The Swedish hospital system, thanks to a lot of effort put and enormous material resources managed to withstand two big waves of infection and is now in the middle of the third, and Swedish citizens still enjoy probably the greatest freedom compared to the epidemiological restrictions across Europe.

However, the Swedish approach to the pandemic is not a fairy tale but in every respect an expensive battle for the normal life and health of the nation, with so many questions still to be answered.

For weeks, the Swedish epidemiological experts were assuring the public that the pandemic would not happen, and it happened to them after all, and they even had over 100 mortalities on a daily basis due to coronavirus.

Then the same epidemiologist stated: "Sweden has failed to protect elderly citizens, we did not do enough.
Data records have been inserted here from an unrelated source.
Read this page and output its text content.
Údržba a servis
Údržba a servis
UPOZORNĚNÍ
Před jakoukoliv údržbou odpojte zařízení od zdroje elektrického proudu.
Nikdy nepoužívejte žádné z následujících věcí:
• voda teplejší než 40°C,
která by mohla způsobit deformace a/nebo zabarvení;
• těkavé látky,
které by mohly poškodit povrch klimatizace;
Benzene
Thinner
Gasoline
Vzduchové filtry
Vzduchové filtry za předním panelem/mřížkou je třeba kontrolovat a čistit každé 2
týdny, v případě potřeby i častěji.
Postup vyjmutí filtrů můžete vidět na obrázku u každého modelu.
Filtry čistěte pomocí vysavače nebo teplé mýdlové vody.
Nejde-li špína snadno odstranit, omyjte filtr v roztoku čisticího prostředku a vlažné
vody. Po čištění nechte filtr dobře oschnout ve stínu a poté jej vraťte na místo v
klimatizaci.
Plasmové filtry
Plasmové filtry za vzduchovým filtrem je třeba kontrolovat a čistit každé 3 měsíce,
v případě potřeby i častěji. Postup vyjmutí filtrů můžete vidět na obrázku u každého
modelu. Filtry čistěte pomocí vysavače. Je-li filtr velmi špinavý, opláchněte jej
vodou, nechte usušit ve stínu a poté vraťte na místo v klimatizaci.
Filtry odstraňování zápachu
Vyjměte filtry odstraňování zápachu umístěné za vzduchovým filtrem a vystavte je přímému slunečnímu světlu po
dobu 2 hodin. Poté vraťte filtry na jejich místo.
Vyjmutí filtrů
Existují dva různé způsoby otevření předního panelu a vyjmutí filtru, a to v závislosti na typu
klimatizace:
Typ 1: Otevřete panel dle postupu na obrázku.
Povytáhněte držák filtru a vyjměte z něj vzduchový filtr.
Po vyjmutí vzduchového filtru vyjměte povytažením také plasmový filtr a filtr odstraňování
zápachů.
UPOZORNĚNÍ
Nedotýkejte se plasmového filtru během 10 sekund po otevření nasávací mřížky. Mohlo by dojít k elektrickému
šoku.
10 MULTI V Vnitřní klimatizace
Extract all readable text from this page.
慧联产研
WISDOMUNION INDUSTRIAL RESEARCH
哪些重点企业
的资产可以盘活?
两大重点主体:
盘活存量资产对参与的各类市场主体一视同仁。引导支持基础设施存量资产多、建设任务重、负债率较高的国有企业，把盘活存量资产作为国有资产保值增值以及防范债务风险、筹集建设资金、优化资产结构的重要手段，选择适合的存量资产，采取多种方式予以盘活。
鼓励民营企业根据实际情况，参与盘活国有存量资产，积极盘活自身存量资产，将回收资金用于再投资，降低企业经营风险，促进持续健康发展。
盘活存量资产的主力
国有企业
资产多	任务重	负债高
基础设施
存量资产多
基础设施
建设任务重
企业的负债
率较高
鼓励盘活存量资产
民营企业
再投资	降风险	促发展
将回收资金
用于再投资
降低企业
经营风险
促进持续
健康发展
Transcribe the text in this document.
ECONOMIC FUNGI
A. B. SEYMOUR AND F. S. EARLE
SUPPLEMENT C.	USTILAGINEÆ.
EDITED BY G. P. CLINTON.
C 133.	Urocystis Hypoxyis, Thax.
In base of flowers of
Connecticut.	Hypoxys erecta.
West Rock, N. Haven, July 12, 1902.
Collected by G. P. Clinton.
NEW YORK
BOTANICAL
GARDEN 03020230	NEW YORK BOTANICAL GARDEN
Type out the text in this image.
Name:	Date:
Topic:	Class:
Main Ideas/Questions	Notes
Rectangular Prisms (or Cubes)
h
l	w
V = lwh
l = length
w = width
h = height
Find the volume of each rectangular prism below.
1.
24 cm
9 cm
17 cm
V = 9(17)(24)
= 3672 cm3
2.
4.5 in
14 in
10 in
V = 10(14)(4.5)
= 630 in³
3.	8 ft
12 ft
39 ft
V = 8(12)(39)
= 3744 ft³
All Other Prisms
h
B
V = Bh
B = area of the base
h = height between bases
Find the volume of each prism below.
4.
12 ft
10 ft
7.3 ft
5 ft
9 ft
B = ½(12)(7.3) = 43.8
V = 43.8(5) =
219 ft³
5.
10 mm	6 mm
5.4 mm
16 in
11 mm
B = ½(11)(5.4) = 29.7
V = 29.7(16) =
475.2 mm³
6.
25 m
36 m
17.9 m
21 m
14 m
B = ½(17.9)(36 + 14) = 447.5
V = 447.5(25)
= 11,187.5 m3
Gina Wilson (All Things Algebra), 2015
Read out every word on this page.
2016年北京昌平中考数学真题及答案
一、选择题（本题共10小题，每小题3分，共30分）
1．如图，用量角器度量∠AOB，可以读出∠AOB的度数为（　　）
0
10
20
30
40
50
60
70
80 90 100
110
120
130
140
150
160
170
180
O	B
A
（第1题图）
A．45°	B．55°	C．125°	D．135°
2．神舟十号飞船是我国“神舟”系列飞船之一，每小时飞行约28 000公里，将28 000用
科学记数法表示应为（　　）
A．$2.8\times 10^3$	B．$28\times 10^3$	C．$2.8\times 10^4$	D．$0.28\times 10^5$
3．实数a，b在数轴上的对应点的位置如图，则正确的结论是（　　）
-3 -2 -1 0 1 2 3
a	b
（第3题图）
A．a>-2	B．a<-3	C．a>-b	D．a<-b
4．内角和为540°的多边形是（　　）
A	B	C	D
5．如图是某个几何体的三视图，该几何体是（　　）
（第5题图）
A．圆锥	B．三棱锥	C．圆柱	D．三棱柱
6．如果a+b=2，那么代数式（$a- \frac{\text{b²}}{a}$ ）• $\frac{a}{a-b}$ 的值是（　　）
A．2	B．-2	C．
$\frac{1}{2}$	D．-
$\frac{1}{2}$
We should have banned visits to retirement homes much earlier."

Some reports marked the Swedish strategy as a dangerous experiment, others called Sweden the last oasis of personal freedoms in Europe and still others spread sensationalist stories about "old people's deaths" and deprivation of oxygen or intensive care for dying patients.

Several catastrophic projections popped up, a request for the arrest of a leading Swedish epidemiologist was made, he was being threatened, but he constantly claimed that the Swedish statistics were accurate and that this was probably the reason why their figures were more realistic and seemed to have more cases than many other countries.


The Swedes never accepted the masks, the chief epidemiologist even encouraged staying outside, the measures changed on monthly basis, but that change was never drastic, and eventually, it turned out that the Swedish mortality surplus of 7.7 percent is only 22nd among 30 European countries

In early February, while Sweden had about 4,000 new infections per 10.3 million inhabitants each day, the public was debating whether to go skiing, and Sweden's chief epidemiologist refused to urge citizens not to travel to the mountains, so the Swedish ski resorts were sold out.

In the meantime, vaccination of citizens against coronavirus has begun, and the question of whether the Swedes have made a mistake in the pandemic strategy or acted more prudently than most European countries will probably never get an answer.

The fact is that Sweden public health system has had significantly worse results than its Nordic neighbors and significantly better than the rest of Europe.

In short, the Swedish strategy now boils down to the following:

"People who would otherwise die in a few months are dying today and of course, that's not good, but the effects of a lockdown will have even more terrible long-term consequences that we can apprehend. A very small percentage of people get seriously ill, even fewer die, and the majority of pandemics happen in places we don't see, in people with negligible symptoms who will never seek medical attention. The virus won't stop until it gets in a dead-end, or until we achieve collective immunity, by lying down or getting vaccinated, or both."